Auch die Integrationsprobleme mit muslimischen Migranten in Westeuropa, von denen sich manche Jüngere aus der zweiten und dritten Einwanderergeneration islamistischem Gedankengut verschreiben und einige wenige sogar auf den Weg der Gewalt abdriften, berühren nicht nur die christliche Mehrheitsbevölkerung, sondern auch die hier lebenden Juden. Dem Antisemitismus in den Randzonen der traditionell ansässigen Bevölkerung hat sich längst eine antizionistisch motivierte Judenfeindlichkeit zugesellt, die an manchen Stellen ideologisch mit dem klassischen Rechtsextremismus verschmilzt.
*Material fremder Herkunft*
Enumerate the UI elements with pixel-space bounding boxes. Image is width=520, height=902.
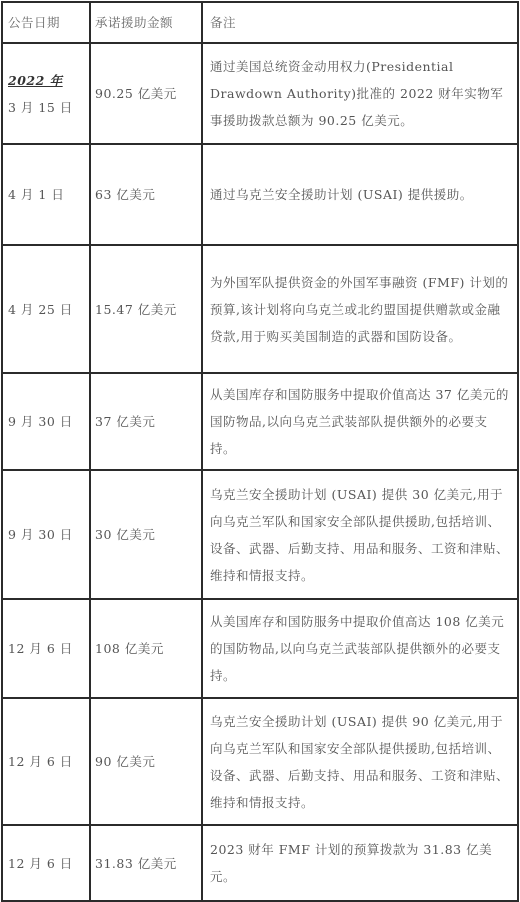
table-row: 12 月 6 日 31.83 亿美元 2023 财年 FMF 计划的预算拨款为 … <box>2 825 518 901</box>
table-row: 12 月 6 日 108 亿美元 从美国库存和国防服务中提取价值高达 108 亿… <box>2 599 518 698</box>
date-cell: 4 月 1 日 <box>2 144 90 245</box>
amount-cell: 63 亿美元 <box>90 144 202 245</box>
table-row: 4 月 1 日 63 亿美元 通过乌克兰安全援助计划 (USAI) 提供援助。 <box>2 144 518 245</box>
amount-cell: 90.25 亿美元 <box>90 43 202 144</box>
header-date: 公告日期 <box>2 2 90 43</box>
date-cell: 9 月 30 日 <box>2 373 90 470</box>
note-cell: 2023 财年 FMF 计划的预算拨款为 31.83 亿美元。 <box>202 825 518 901</box>
table-row: 9 月 30 日 37 亿美元 从美国库存和国防服务中提取价值高达 37 亿美元… <box>2 373 518 470</box>
note-cell: 乌克兰安全援助计划 (USAI) 提供 30 亿美元,用于向乌克兰军队和国家安全… <box>202 470 518 599</box>
amount-cell: 37 亿美元 <box>90 373 202 470</box>
note-cell: 通过美国总统资金动用权力(Presidential Drawdown Autho… <box>202 43 518 144</box>
table-row: 4 月 25 日 15.47 亿美元 为外国军队提供资金的外国军事融资 (FMF… <box>2 245 518 373</box>
note-cell: 从美国库存和国防服务中提取价值高达 37 亿美元的国防物品,以向乌克兰武装部队提… <box>202 373 518 470</box>
header-amount: 承诺援助金额 <box>90 2 202 43</box>
amount-cell: 108 亿美元 <box>90 599 202 698</box>
amount-cell: 31.83 亿美元 <box>90 825 202 901</box>
note-cell: 从美国库存和国防服务中提取价值高达 108 亿美元的国防物品,以向乌克兰武装部队… <box>202 599 518 698</box>
aid-table: 公告日期 承诺援助金额 备注 2022 年 3 月 15 日 90.25 亿美元… <box>1 1 519 902</box>
year-label: 2022 年 <box>8 67 83 94</box>
date-cell: 2022 年 3 月 15 日 <box>2 43 90 144</box>
table-row: 9 月 30 日 30 亿美元 乌克兰安全援助计划 (USAI) 提供 30 亿… <box>2 470 518 599</box>
note-cell: 通过乌克兰安全援助计划 (USAI) 提供援助。 <box>202 144 518 245</box>
table-row: 12 月 6 日 90 亿美元 乌克兰安全援助计划 (USAI) 提供 90 亿… <box>2 698 518 825</box>
date-cell: 12 月 6 日 <box>2 599 90 698</box>
amount-cell: 90 亿美元 <box>90 698 202 825</box>
note-cell: 为外国军队提供资金的外国军事融资 (FMF) 计划的预算,该计划将向乌克兰或北约… <box>202 245 518 373</box>
date-cell: 9 月 30 日 <box>2 470 90 599</box>
date-cell: 12 月 6 日 <box>2 698 90 825</box>
amount-cell: 15.47 亿美元 <box>90 245 202 373</box>
date-cell: 12 月 6 日 <box>2 825 90 901</box>
header-note: 备注 <box>202 2 518 43</box>
date-label: 3 月 15 日 <box>8 94 83 121</box>
table-header-row: 公告日期 承诺援助金额 备注 <box>2 2 518 43</box>
table-row: 2022 年 3 月 15 日 90.25 亿美元 通过美国总统资金动用权力(P… <box>2 43 518 144</box>
date-cell: 4 月 25 日 <box>2 245 90 373</box>
amount-cell: 30 亿美元 <box>90 470 202 599</box>
note-cell: 乌克兰安全援助计划 (USAI) 提供 90 亿美元,用于向乌克兰军队和国家安全… <box>202 698 518 825</box>
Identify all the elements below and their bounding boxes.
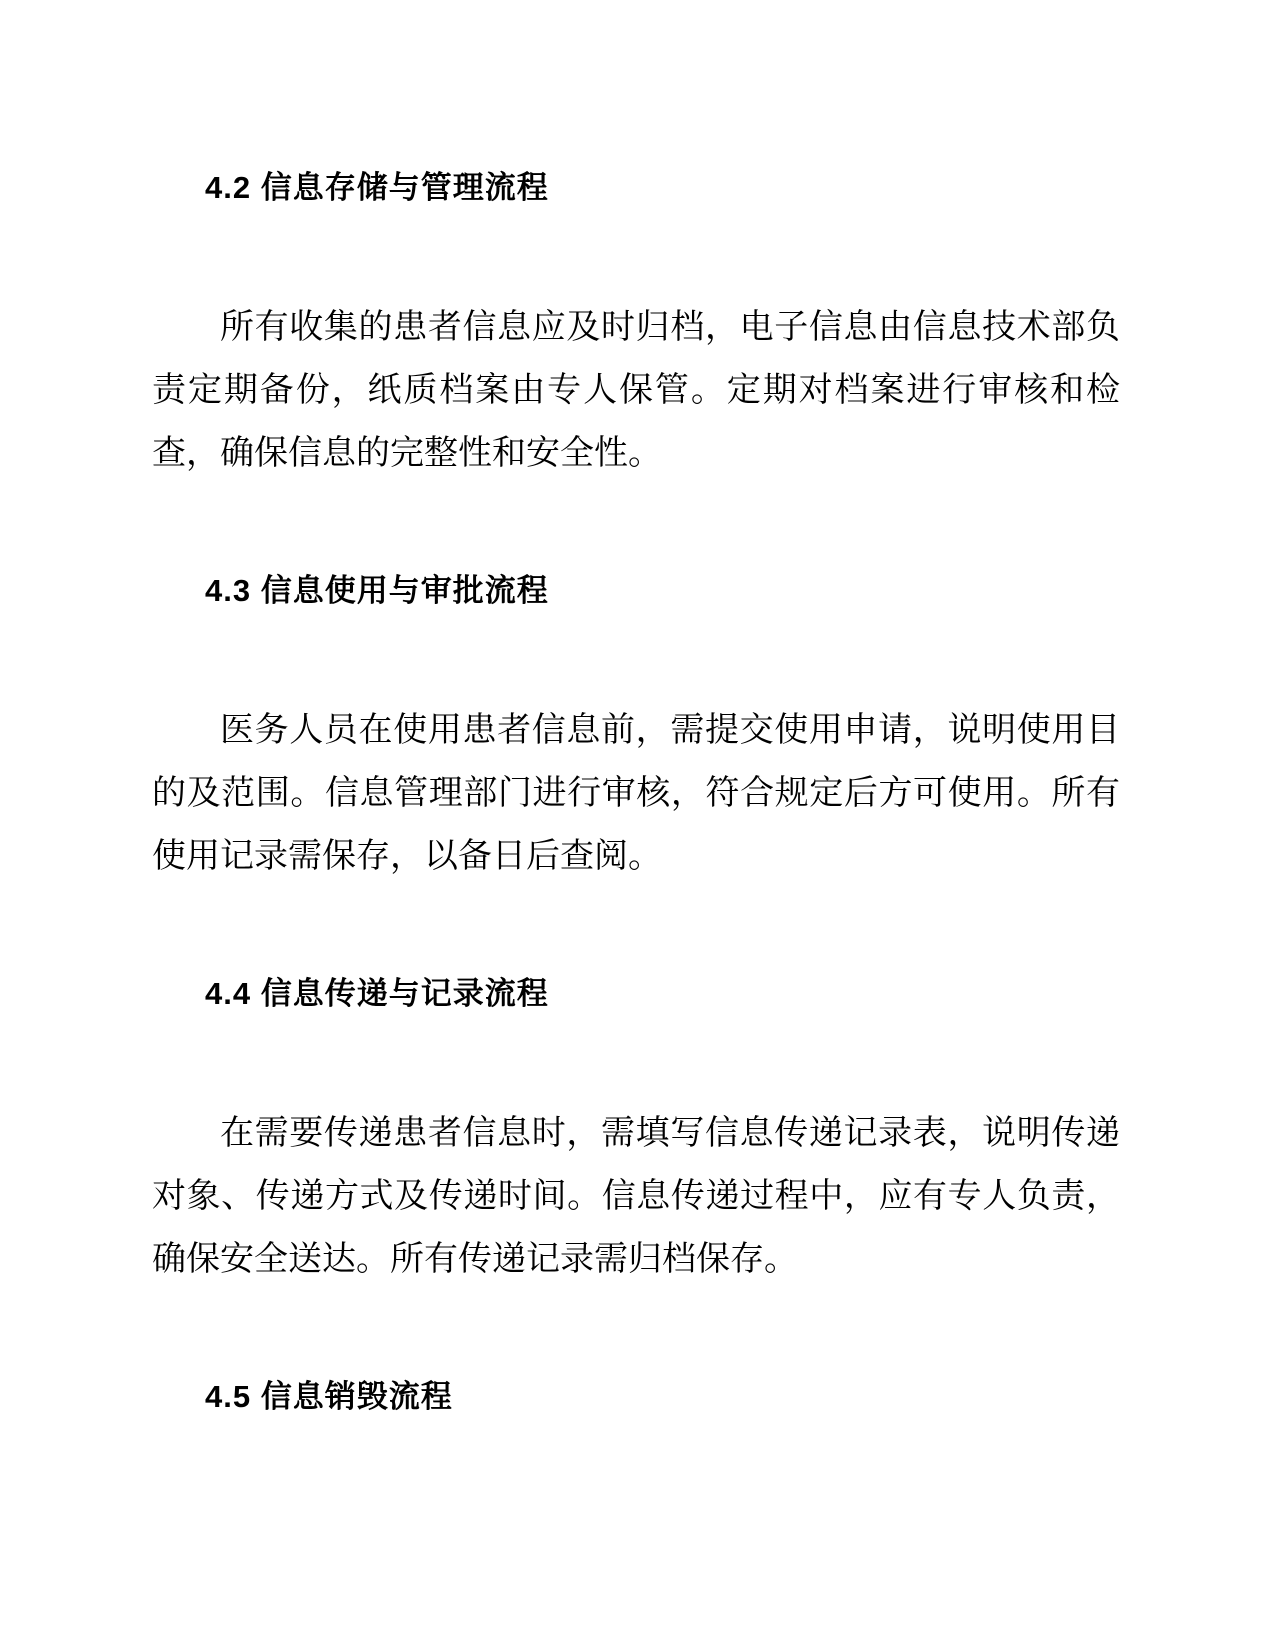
document-content: 4.2 信息存储与管理流程 所有收集的患者信息应及时归档，电子信息由信息技术部负… (0, 0, 1275, 1419)
section-4-4: 4.4 信息传递与记录流程 在需要传递患者信息时，需填写信息传递记录表，说明传递… (152, 972, 1120, 1291)
section-paragraph-4-3: 医务人员在使用患者信息前，需提交使用申请，说明使用目的及范围。信息管理部门进行审… (152, 699, 1120, 888)
section-4-5: 4.5 信息销毁流程 (152, 1375, 1120, 1419)
section-4-2: 4.2 信息存储与管理流程 所有收集的患者信息应及时归档，电子信息由信息技术部负… (152, 166, 1120, 485)
document-page: 4.2 信息存储与管理流程 所有收集的患者信息应及时归档，电子信息由信息技术部负… (0, 0, 1275, 1650)
section-paragraph-4-2: 所有收集的患者信息应及时归档，电子信息由信息技术部负责定期备份，纸质档案由专人保… (152, 296, 1120, 485)
section-heading-4-3: 4.3 信息使用与审批流程 (152, 569, 1120, 613)
section-4-3: 4.3 信息使用与审批流程 医务人员在使用患者信息前，需提交使用申请，说明使用目… (152, 569, 1120, 888)
section-heading-4-4: 4.4 信息传递与记录流程 (152, 972, 1120, 1016)
section-paragraph-4-4: 在需要传递患者信息时，需填写信息传递记录表，说明传递对象、传递方式及传递时间。信… (152, 1102, 1120, 1291)
section-heading-4-5: 4.5 信息销毁流程 (152, 1375, 1120, 1419)
section-heading-4-2: 4.2 信息存储与管理流程 (152, 166, 1120, 210)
All dies macht den Ruf nach einem Dialog zwischen Islam, Christentum und Judentum […] gut verständlich."

Nebenbei bemerkt ist die subtile Unterscheidung des christlichen und islamischen Antisemitismus interessant, die Lehmann hier etabliert: Judenfeindliche Islamisten kommen aus der zweiten und dritten Einwanderergeneration, während Antisemitismus in den Randzonen der deutschen Gesellschaft zu verorten ist. Unter den Experten bestehen unterschiedliche Einschätzungen darüber, welche Bedeutung der interreligiöse Dialog für die Kirchen auf Leitungsebene in den letzten Jahren hat. Die Experten betonen nur zum Teil Ernüchterung und einen Rückzug vom Dialog, die andere wiederum nicht erkennen. Einer Vertiefung bestehender Aktivitäten steht die mangelnde Bereitschaft gegenüber, neue Projekte zu initiieren. Die Breite des interreligiösen Dialogs wird zukünftig davon abhängen, ob in seinem Rahmen gemeinsame Zukunftsaufgaben diskutiert und bewältigt werden können.